In article <mailman.142.1357417943.2939.python-list at python.org>,
 Chris Angelico <rosuav at gmail.com> wrote:

> On Sun, Jan 6, 2013 at 7:04 AM, Ian Kelly <ian.g.kelly at gmail.com> wrote:
> > On Sat, Jan 5, 2013 at 8:57 AM, Chris Angelico <rosuav at gmail.com> wrote:
> >> You miss my point, though. I went for simple Pythonic code, and never
> >> measured its performance, on the expectation that it's "good enough".
> >> Written in C, the state machine is probably WAY faster than splitting
> >> and then iterating. My C++ MUD client uses code similar to that to
> >> parse TELNET and ANSI codes from a stream of bytes in a socket (and
> >> one of its "states" is that there's no more data available, so wait on
> >> the socket); the rewrite in a high level language divides the string
> >> on "\xFF" for TELNET and "\x1B" for ANSI, working them separately, and
> >> then afterward splits on "\n" to divide into lines.

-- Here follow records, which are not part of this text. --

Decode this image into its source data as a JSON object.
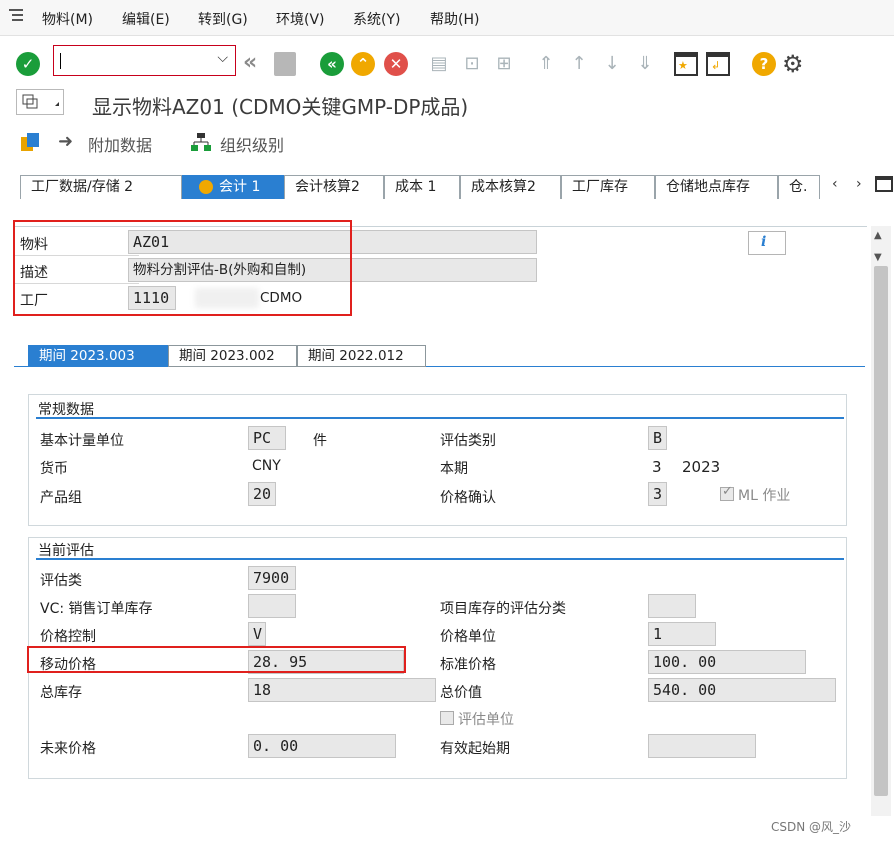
{
  "menu": {
    "items": [
      "物料(M)",
      "编辑(E)",
      "转到(G)",
      "环境(V)",
      "系统(Y)",
      "帮助(H)"
    ]
  },
  "window": {
    "title": "显示物料AZ01 (CDMO关键GMP-DP成品)"
  },
  "app_toolbar": {
    "additional_data": "附加数据",
    "org_levels": "组织级别"
  },
  "tabs": [
    "工厂数据/存储 2",
    "会计 1",
    "会计核算2",
    "成本 1",
    "成本核算2",
    "工厂库存",
    "仓储地点库存",
    "仓."
  ],
  "header": {
    "material_label": "物料",
    "material_value": "AZ01",
    "desc_label": "描述",
    "desc_value": "物料分割评估-B(外购和自制)",
    "plant_label": "工厂",
    "plant_value": "1110",
    "plant_name": "CDMO"
  },
  "period_tabs": [
    "期间 2023.003",
    "期间 2023.002",
    "期间 2022.012"
  ],
  "general": {
    "title": "常规数据",
    "base_uom_label": "基本计量单位",
    "base_uom_value": "PC",
    "base_uom_text": "件",
    "valuation_cat_label": "评估类别",
    "valuation_cat_value": "B",
    "currency_label": "货币",
    "currency_value": "CNY",
    "current_period_label": "本期",
    "current_period_value": "3",
    "current_year": "2023",
    "division_label": "产品组",
    "division_value": "20",
    "price_determination_label": "价格确认",
    "price_determination_value": "3",
    "ml_act_label": "ML 作业"
  },
  "valuation": {
    "title": "当前评估",
    "valuation_class_label": "评估类",
    "valuation_class_value": "7900",
    "vc_label": "VC: 销售订单库存",
    "vc_value": "",
    "proj_stock_label": "项目库存的评估分类",
    "proj_stock_value": "",
    "price_control_label": "价格控制",
    "price_control_value": "V",
    "price_unit_label": "价格单位",
    "price_unit_value": "1",
    "moving_price_label": "移动价格",
    "moving_price_value": "28. 95",
    "standard_price_label": "标准价格",
    "standard_price_value": "100. 00",
    "total_stock_label": "总库存",
    "total_stock_value": "18",
    "total_value_label": "总价值",
    "total_value_value": "540. 00",
    "valuated_unit_label": "评估单位",
    "future_price_label": "未来价格",
    "future_price_value": "0. 00",
    "valid_from_label": "有效起始期",
    "valid_from_value": ""
  },
  "watermark": "CSDN @风_沙",
  "colors": {
    "accent": "#2a7fd1",
    "highlight_border": "#e0201d",
    "field_bg": "#e8e8e8"
  }
}
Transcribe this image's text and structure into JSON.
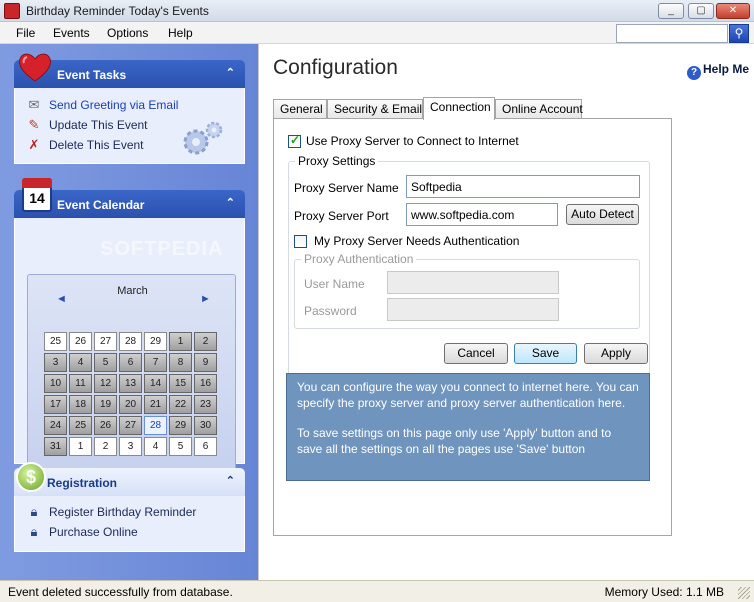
{
  "window": {
    "title": "Birthday Reminder Today's Events",
    "minimize": "_",
    "restore": "▢",
    "close": "✕"
  },
  "menu": [
    "File",
    "Events",
    "Options",
    "Help"
  ],
  "search": {
    "placeholder": "",
    "button_icon": "magnifier-icon"
  },
  "sidebar": {
    "event_tasks": {
      "title": "Event Tasks",
      "collapse": "⌃",
      "items": [
        {
          "label": "Send Greeting via Email",
          "icon": "envelope-icon"
        },
        {
          "label": "Update This Event",
          "icon": "edit-icon"
        },
        {
          "label": "Delete This Event",
          "icon": "delete-icon"
        }
      ]
    },
    "event_calendar": {
      "title": "Event Calendar",
      "collapse": "⌃",
      "icon_number": "14",
      "month": "March",
      "prev": "◄",
      "next": "►",
      "watermark": "SOFTPEDIA",
      "weeks": [
        [
          {
            "d": "25",
            "t": "other"
          },
          {
            "d": "26",
            "t": "other"
          },
          {
            "d": "27",
            "t": "other"
          },
          {
            "d": "28",
            "t": "other"
          },
          {
            "d": "29",
            "t": "other"
          },
          {
            "d": "1",
            "t": "cur"
          },
          {
            "d": "2",
            "t": "cur"
          }
        ],
        [
          {
            "d": "3",
            "t": "cur"
          },
          {
            "d": "4",
            "t": "cur"
          },
          {
            "d": "5",
            "t": "cur"
          },
          {
            "d": "6",
            "t": "cur"
          },
          {
            "d": "7",
            "t": "cur"
          },
          {
            "d": "8",
            "t": "cur"
          },
          {
            "d": "9",
            "t": "cur"
          }
        ],
        [
          {
            "d": "10",
            "t": "cur"
          },
          {
            "d": "11",
            "t": "cur"
          },
          {
            "d": "12",
            "t": "cur"
          },
          {
            "d": "13",
            "t": "cur"
          },
          {
            "d": "14",
            "t": "cur"
          },
          {
            "d": "15",
            "t": "cur"
          },
          {
            "d": "16",
            "t": "cur"
          }
        ],
        [
          {
            "d": "17",
            "t": "cur"
          },
          {
            "d": "18",
            "t": "cur"
          },
          {
            "d": "19",
            "t": "cur"
          },
          {
            "d": "20",
            "t": "cur"
          },
          {
            "d": "21",
            "t": "cur"
          },
          {
            "d": "22",
            "t": "cur"
          },
          {
            "d": "23",
            "t": "cur"
          }
        ],
        [
          {
            "d": "24",
            "t": "cur"
          },
          {
            "d": "25",
            "t": "cur"
          },
          {
            "d": "26",
            "t": "cur"
          },
          {
            "d": "27",
            "t": "cur"
          },
          {
            "d": "28",
            "t": "today"
          },
          {
            "d": "29",
            "t": "cur"
          },
          {
            "d": "30",
            "t": "cur"
          }
        ],
        [
          {
            "d": "31",
            "t": "cur"
          },
          {
            "d": "1",
            "t": "other"
          },
          {
            "d": "2",
            "t": "other"
          },
          {
            "d": "3",
            "t": "other"
          },
          {
            "d": "4",
            "t": "other"
          },
          {
            "d": "5",
            "t": "other"
          },
          {
            "d": "6",
            "t": "other"
          }
        ]
      ]
    },
    "registration": {
      "title": "Registration",
      "collapse": "⌃",
      "items": [
        {
          "label": "Register Birthday Reminder",
          "icon": "lock-icon"
        },
        {
          "label": "Purchase Online",
          "icon": "lock-icon"
        }
      ]
    }
  },
  "content": {
    "page_title": "Configuration",
    "help_label": "Help Me",
    "tabs": [
      "General",
      "Security & Email",
      "Connection",
      "Online Account"
    ],
    "active_tab": "Connection",
    "use_proxy_label": "Use Proxy Server to Connect to Internet",
    "use_proxy_checked": true,
    "proxy_settings_legend": "Proxy Settings",
    "proxy_server_name_label": "Proxy Server Name",
    "proxy_server_name_value": "Softpedia",
    "proxy_server_port_label": "Proxy Server Port",
    "proxy_server_port_value": "www.softpedia.com",
    "auto_detect_label": "Auto Detect",
    "needs_auth_label": "My Proxy Server Needs Authentication",
    "needs_auth_checked": false,
    "proxy_auth_legend": "Proxy Authentication",
    "user_name_label": "User Name",
    "user_name_value": "",
    "password_label": "Password",
    "password_value": "",
    "cancel_label": "Cancel",
    "save_label": "Save",
    "apply_label": "Apply",
    "info_p1": "You can configure the way you connect to internet here. You can specify the proxy server and proxy server authentication here.",
    "info_p2": "To save settings on this page only use 'Apply' button and to save all the settings on all the pages use 'Save' button"
  },
  "status": {
    "message": "Event deleted successfully from database.",
    "memory": "Memory Used: 1.1 MB"
  },
  "colors": {
    "sidebar_bg": "#6f8ddb",
    "panel_header": "#2f58b6",
    "info_box": "#6f94bd"
  }
}
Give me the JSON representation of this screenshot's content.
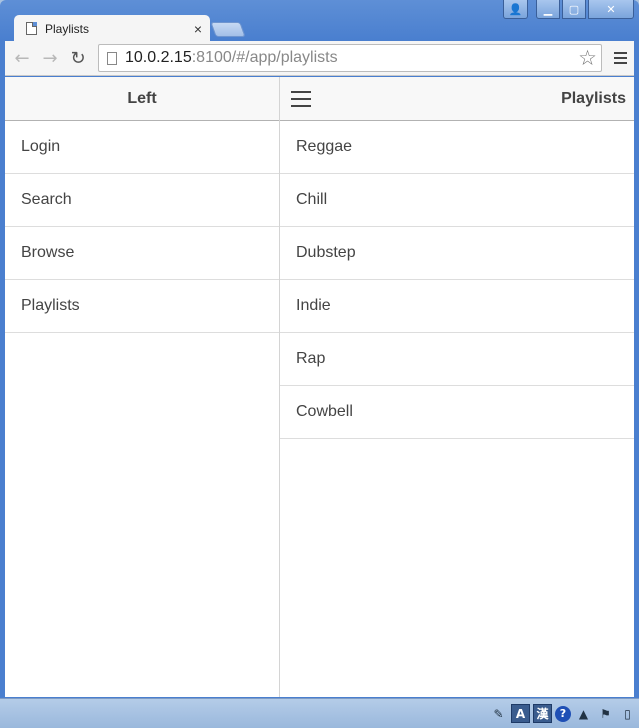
{
  "browser": {
    "tab_title": "Playlists",
    "tab_close": "×",
    "url_host": "10.0.2.15",
    "url_rest": ":8100/#/app/playlists",
    "icons": {
      "back": "←",
      "forward": "→",
      "reload": "↻",
      "bookmark": "☆"
    }
  },
  "window_controls": {
    "user": "👤",
    "minimize": "▁",
    "maximize": "▢",
    "close": "✕"
  },
  "left_menu": {
    "title": "Left",
    "items": [
      {
        "label": "Login"
      },
      {
        "label": "Search"
      },
      {
        "label": "Browse"
      },
      {
        "label": "Playlists"
      }
    ]
  },
  "main": {
    "title": "Playlists",
    "items": [
      {
        "label": "Reggae"
      },
      {
        "label": "Chill"
      },
      {
        "label": "Dubstep"
      },
      {
        "label": "Indie"
      },
      {
        "label": "Rap"
      },
      {
        "label": "Cowbell"
      }
    ]
  },
  "tray": {
    "ime_a": "A",
    "ime_han": "漢",
    "help": "?",
    "arrow": "▲",
    "flag": "⚑",
    "network": "▯",
    "lang": "✎"
  },
  "colors": {
    "header_bg": "#f8f8f8",
    "text": "#444444",
    "divider": "#dddddd",
    "chrome_frame": "#4a7fcf"
  }
}
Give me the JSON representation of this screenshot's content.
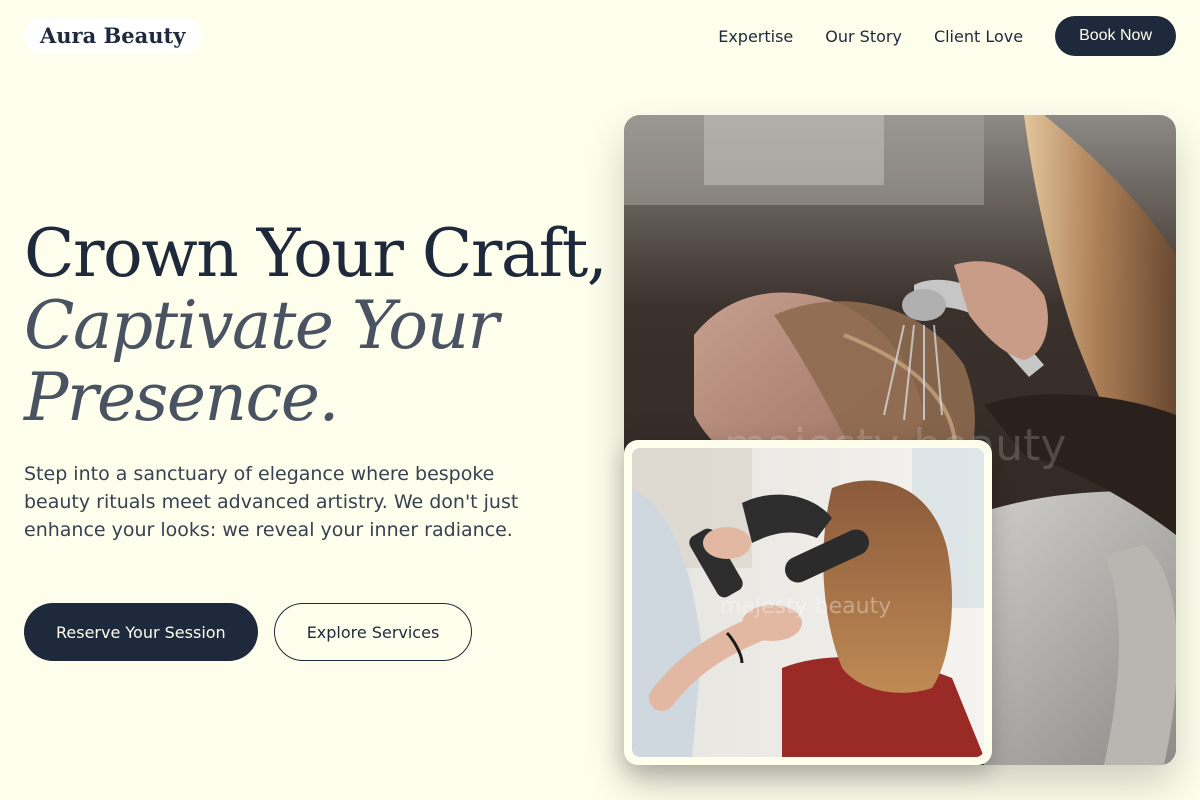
{
  "brand": {
    "name": "Aura Beauty"
  },
  "nav": {
    "links": [
      "Expertise",
      "Our Story",
      "Client Love"
    ],
    "cta_label": "Book Now"
  },
  "hero": {
    "headline_line1": "Crown Your Craft,",
    "headline_line2": "Captivate Your Presence.",
    "description": "Step into a sanctuary of elegance where bespoke beauty rituals meet advanced artistry. We don't just enhance your looks: we reveal your inner radiance.",
    "primary_cta": "Reserve Your Session",
    "secondary_cta": "Explore Services"
  },
  "images": {
    "main_watermark": "majesty beauty",
    "inset_watermark": "majesty beauty"
  },
  "colors": {
    "background": "#fefeec",
    "navy": "#1e293b",
    "muted_italic": "#4a5362"
  }
}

The code's much
> >> less convoluted, it's easier to test different parts (because I can
> >> simply call the ANSI parser with a block of text), and on a modern
> >> computer, you can't see the performance difference (since you spend
> >> most of your time waiting for socket data anyway).
> >
> > Anecdotally and somewhat off-topic, when I wrote my own MUD client in
> > Python, I implemented both TELNET and ANSI parsing in Python using a
> > state machine processing one byte at a time (actually two state
> > machines - one at the protocol layer and one at the client layer; the
> > telnet module is a modified version of the twisted.conch.telnet
> > module).  I was worried that the processing would be too slow in
> > Python.  When I got it running, it turned out that there was a
> > noticeable lag between input being received and displayed.  But when I
> > profiled the issue it actually turned out that the rich text control I
> > was using, which was written in C++, wasn't able to handle a large
> > buffer gracefully.  The parsing code in Python did just fine and
> > didn't contribute to the lag issue at all.
> 
> The opposite decision, the same result. Performance was *good enough*.
> With Gypsum, my early performance problems were almost completely
> solved by properly handling the expose-event and only painting the
> parts that changed (I don't use a rich text control, I use a
> GTK2.DrawingArea). Text processing of something that's come over a
> network is seldom a problem; if it were, we'd see noticeably slower
> downloads over HTTPS than HTTP, and that just doesn't happen. I think
> (though I can't prove) that crypto written in C is probably more
> expensive than ANSI parsing written in Python.
> 
> ChrisA

It's rare to find applications these days that are truly CPU bound.  
Once you've used some reasonable algorithm, i.e. not done anything in 
O(n^2) that could have been done in O(n) or O(n log n), you will more 
often run up against I/O speed, database speed, network latency, memory 
exhaustion, or some such as the reason your code is too slow.

The upshot of this is that for most things, Python (even though it runs 
an order of magnitude slower than C), will always be *good enough*.

I'm sure I've mentioned this before, but the application code for 
Songza.com is 100% Python.  We pretty much can't even measure how much 
CPU time is spent running Python code.  Everything is database, network, 
and (occasionally) disk throughput.